Why Strings Break
By Steve Crandall
Vice President, Sales & Marketing
Ashaway Racket Strings
A broken string is always a hassle, even if you have a spare racket. It breaks your concentration, and forces you to adjust to a different racket in the middle of a match-which can often mean several lost points.
Even with improvements in string technology, breakage is as common as ever, due to the increasing popularity of thinner strings and high stringing tensions. In order to reduce breakage, it is important to understand that it has several different causes. Each may be addressed through a different approach.
The first and most common cause of breakage is stretching the string beyond its elastic limits-similar to pulling a rubber band until it snaps. This usually occurs on one of the central four main strings, within an inch or two of the racket’s head.
The sweet spot is the most resilient-and hence most powerful-area on the racquet. No matter how clever racquet designers may be, they’ll never be able to make the sweet spot extend right to the edge of the racket head. Every time you mis-hit outside the sweet spot, you’re stressing a relatively unresilient section of the string. There’s simply not much string to stretch between the shuttlecock and the edge of the racket, and if the forces are too great, it snaps.
Stringing at lower tension will reduce the incidence of this problem, as will the use of a thicker string. But don’t change both at once. Approach the problem systematically, change one or the other, and play on the new setup for a few weeks before deciding what your next move should be.
Other relatively common causes of breakage are string-to-string abrasion and cutting. Every time you hit the shuttlecock, the cross strings pound against the main strings. In time, they can cut through the outer jacket and into the core. Likewise, "cutting" and spin shots cause the strings to "saw" back and forth against each other, with much the same effect.
Again, thick string withstands this longer than thin string, but there are better ways to resist abrasion and cutting. Some strings have two jackets or wear layers instead of the more common single wear layer. Naturally, two jackets will resist abrasion longer. Jackets may also be either twisted or braided over the core. Braiding is the more durable approach because the over-under-over design locks all the fibers in place. Even after a few jacket fibers have worn through, the jacket as a whole remains intact. In contrast, a twisted jacket may start to unwind as soon as the first fiber is breached.
Over-stressing, and string-against-string forces are inherent in the game. They’re not entirely avoidable, but you can take steps to reduce their effects. Other types of breaks are due to racket defects or carelessness, and can be completely eliminated with proper attention.
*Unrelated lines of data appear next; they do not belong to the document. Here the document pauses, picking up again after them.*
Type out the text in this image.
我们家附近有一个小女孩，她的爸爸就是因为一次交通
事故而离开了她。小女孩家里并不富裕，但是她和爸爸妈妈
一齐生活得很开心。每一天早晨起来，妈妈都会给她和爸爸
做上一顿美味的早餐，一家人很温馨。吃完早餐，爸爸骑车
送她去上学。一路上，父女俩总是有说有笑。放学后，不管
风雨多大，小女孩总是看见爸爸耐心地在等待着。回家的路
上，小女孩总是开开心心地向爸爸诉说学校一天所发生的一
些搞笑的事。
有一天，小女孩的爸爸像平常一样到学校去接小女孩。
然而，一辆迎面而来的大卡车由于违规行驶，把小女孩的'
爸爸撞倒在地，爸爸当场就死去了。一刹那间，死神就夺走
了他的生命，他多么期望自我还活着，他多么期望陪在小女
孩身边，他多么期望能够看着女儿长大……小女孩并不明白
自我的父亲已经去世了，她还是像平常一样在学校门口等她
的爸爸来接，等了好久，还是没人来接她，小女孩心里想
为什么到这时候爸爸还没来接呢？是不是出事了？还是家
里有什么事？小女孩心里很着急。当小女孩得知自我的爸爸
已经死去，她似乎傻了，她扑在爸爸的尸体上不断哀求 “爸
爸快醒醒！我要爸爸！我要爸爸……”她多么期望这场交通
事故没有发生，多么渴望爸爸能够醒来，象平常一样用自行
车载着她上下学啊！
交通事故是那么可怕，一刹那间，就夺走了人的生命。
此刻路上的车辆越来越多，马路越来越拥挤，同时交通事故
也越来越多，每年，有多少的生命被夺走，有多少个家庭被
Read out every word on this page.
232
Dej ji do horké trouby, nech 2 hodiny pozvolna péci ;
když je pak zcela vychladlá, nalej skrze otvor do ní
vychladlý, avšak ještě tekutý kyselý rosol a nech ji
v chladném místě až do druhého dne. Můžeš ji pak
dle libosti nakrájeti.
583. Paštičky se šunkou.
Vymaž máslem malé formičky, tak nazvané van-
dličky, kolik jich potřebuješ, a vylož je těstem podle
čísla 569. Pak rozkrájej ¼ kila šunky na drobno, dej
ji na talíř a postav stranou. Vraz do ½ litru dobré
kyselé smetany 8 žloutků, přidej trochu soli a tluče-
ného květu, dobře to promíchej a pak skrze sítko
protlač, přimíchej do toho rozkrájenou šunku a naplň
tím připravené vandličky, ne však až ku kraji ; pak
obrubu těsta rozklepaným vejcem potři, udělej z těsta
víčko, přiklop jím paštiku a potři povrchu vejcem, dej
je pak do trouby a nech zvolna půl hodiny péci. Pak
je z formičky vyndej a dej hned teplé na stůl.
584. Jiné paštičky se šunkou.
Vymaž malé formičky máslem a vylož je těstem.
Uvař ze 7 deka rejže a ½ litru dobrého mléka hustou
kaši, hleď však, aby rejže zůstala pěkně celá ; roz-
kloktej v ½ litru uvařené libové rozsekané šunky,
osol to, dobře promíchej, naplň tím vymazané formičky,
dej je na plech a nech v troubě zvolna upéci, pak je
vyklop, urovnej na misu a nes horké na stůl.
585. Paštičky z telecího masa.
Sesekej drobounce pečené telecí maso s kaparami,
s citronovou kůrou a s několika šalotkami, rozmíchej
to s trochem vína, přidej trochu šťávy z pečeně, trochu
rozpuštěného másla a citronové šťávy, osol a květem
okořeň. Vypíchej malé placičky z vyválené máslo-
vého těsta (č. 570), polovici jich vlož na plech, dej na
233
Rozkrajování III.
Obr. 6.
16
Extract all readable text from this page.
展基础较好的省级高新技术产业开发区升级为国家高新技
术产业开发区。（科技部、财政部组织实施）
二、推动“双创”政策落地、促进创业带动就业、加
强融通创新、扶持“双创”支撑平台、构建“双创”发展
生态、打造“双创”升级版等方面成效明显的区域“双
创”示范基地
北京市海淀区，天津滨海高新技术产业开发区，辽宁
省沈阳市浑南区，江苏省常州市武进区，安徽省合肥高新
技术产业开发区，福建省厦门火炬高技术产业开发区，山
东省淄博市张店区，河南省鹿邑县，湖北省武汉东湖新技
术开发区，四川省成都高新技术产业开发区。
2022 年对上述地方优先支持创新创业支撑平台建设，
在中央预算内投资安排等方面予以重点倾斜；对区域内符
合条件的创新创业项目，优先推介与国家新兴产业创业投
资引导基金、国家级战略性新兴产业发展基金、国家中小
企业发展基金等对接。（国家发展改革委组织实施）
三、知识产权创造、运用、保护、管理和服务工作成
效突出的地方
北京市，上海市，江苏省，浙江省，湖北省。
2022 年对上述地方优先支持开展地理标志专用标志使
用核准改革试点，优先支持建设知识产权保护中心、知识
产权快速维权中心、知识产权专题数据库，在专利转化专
A broken, split grommet may present a sharp edge that can cut into the string. If the grommet is missing, the frame itself may cut the string. Next time the strings are out of your racket, feel the edges of the holes that are drilled into the frame: they may be quite sharp.
The simple solution is to make sure the grommets are sound. A new grommet strip may cost $5 or $6: well worthwhile if it saves you a $20 stringing job. If the proper grommet strip is unavailable, your stringer may be able to install a piece of plastic tubing as a temporary repair.
Temperature-related breakage is common in cold climates in the U.S. and Europe. Cold causes the string to contract, significantly increasing its tension. Furthermore, nylon, which is normally a very resilient material, becomes brittle when it’s cold. For both of these reasons, if a racket is taken directly from a cold car trunk and immediately put into hard use, the string can shatter.
The solution to this problem is simple. You can protect the racket from the cold by transporting it in the heated cab of the car, and/or by carrying it in an insulated racket bag. If the racket does get cold, give it several minutes to warm up before putting it into play.
Even with proper care, some string breakage is inevitable. As a string ages, it gradually becomes abraded and loses resiliency. Your best bet is to restring before such degradation occurs: newer strings perform better, and you’ll be surprised less often in the middle of a match.
This article previously appeared in USA Badminton.